Mereka Mencari Rumus Tuhan I

Written by Emha Ainun Nadjib
Sunday, 10 September 2006

Meneruskan tulisan tentang anak-anak muda kita yang atheis, saya ingin mengungkapkan beberapa segi lain supaya ada gambaran lebih jelas. Ada dua hal, sementara apa yang menjadi ancang-ancang penulisan ini. Pertama, pengembaraan tema seperti ini sesungguhnya membutuhkan analisa-analisa yang memperhatikan segi theologis, psikologis, dan faktor-faktor kesejahteraan tertentu yang multi-konteks.

Namun, dengan tulisan ini saya membayangkan sedang omong-omong karib saja dengan Bapak-Ibu, saudara dan sahabat-sahabat di rumah-rumah kampung, di daerah-daerah, desa-desa. Kita ngobrol sederhana saja. Kedua, tema ini amat sensitif untuk situasi politik keagamaan di negeri kita, dan (harus kita akui) ia lebih sensitif lagi di kalangan ummat islam, ya kita-kita ini. Trauma G.30.S - lepas dari bagaimana sesungguhnya data - kesejarahannya - telah menumbuhkan dikalangan masyarakat suatu ketidaksenangan dengan kadar amat tinggi terhadap atheisme.

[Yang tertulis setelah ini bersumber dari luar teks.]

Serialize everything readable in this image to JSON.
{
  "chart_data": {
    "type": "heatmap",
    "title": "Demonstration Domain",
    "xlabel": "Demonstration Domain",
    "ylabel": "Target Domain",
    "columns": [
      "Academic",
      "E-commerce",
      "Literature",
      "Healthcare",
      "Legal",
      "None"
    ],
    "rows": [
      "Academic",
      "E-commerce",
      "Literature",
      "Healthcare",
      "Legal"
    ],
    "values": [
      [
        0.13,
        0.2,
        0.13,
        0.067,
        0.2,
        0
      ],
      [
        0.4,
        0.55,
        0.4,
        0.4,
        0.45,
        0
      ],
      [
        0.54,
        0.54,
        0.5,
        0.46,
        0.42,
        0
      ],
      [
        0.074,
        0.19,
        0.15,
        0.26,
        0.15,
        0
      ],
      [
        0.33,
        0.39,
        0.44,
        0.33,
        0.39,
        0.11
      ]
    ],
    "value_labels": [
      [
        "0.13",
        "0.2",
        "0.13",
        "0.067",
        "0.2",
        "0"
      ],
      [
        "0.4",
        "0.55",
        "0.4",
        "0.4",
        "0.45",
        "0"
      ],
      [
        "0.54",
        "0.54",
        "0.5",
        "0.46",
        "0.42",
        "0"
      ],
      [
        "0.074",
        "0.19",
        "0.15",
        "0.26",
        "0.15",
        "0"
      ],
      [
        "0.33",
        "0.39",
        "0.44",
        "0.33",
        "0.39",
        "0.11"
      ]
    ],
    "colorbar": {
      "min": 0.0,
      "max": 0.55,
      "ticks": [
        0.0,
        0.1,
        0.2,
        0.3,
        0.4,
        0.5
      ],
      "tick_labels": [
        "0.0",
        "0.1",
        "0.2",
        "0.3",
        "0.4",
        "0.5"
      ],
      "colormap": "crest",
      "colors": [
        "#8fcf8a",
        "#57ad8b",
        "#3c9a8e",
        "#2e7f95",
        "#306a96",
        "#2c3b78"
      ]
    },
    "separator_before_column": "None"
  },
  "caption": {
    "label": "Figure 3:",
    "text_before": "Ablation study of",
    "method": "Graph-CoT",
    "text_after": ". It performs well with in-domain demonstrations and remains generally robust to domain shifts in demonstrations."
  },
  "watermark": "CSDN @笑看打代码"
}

Ini merupakan tema tersendiri, tetapi yang terpenting dengan tulisan ini saya berada jauh dari menyarankan suatu kebencian. Anak-anak selalu dilahirkan hanya oleh ibunya, artinya setiap gejala selalu merupakan tahap proses dari gejala sebelumnya. Ibu yang baik akan memperlakukan setiap gejala, seberbahaya apapun, dengan penglihatan yang jernih, hati penuh kesabaran, dan cinta kasih. Kebijaksanaan tak pernah kehabisan alasan untuk tak bersyukur : Maha Suci Allah bahwa mereka sempat membenci-Nya dan lantas tak mempercayai-Nya, bahkan tak percaya bahwa Ia ada. Kebencian, ketidakpercayaan dan negasi, adalah satu bentuk hubungan, suatu model mu'amalah ma'allah juga, meskipun arah prinsipnya bisa seakan-akan menggambarkan keadaan putus, serta meskipun si pelakunya sendiri tak pernah mengakui bahwa itu suatu bentuk perhubungan dengan Allah. Tentu saja, demikian absolutnya Allah, sehingga baik orang yang mengakui-Nya, tak pernah sedetik pun pernah terlepas dari kaitan dengan-Nya, meskipun seseorang bisa tak tahu dan tak mengenal keterkaitan itu. Jadi, demikian Abdurrahman Wahid, pernah berkata, jangan dimaki kalau mereka membenci dan tak mempoercayai Tuhan, siapa tahu itu adalah proses menuju cinta yang mutlak mempercayai-Nya, lebih dari sebelumnya.

Alhasil, kita diuji.

Mari kita lihat petanya. Harus dibedakan antara tak percaya kepada Tuhan dengan tak percaya adanya Tuhan. Yang pertama dalam keadaan di mana seseorang tetap (masih) percaya akan adanya Tuhan, tapi tak mempercayai, misalnya, peranan Tuhan , janji-janji-Nya, juga sifat-sifat-Nya, dalam kenyataan hidup manusia. Ini barangkali merupakan semacam rasa sakit hati kesejarahan, muncullah rasa putus asa bahwa problematika ruwet kehidupan ummat manusia ini akan bisa diatasi. Di kalangan mahasiswa yang ilmu pengetahuannya luwes itu, umpamanya, masih ada pertanyaan yang sangat permukaan tentang keadilan Tuhan : kalau memang Tuhan itu adil, kenapa ada kelompok masyarakat miskin dan ada yang kaya, juga kenapa semua itu dibiarkan terus.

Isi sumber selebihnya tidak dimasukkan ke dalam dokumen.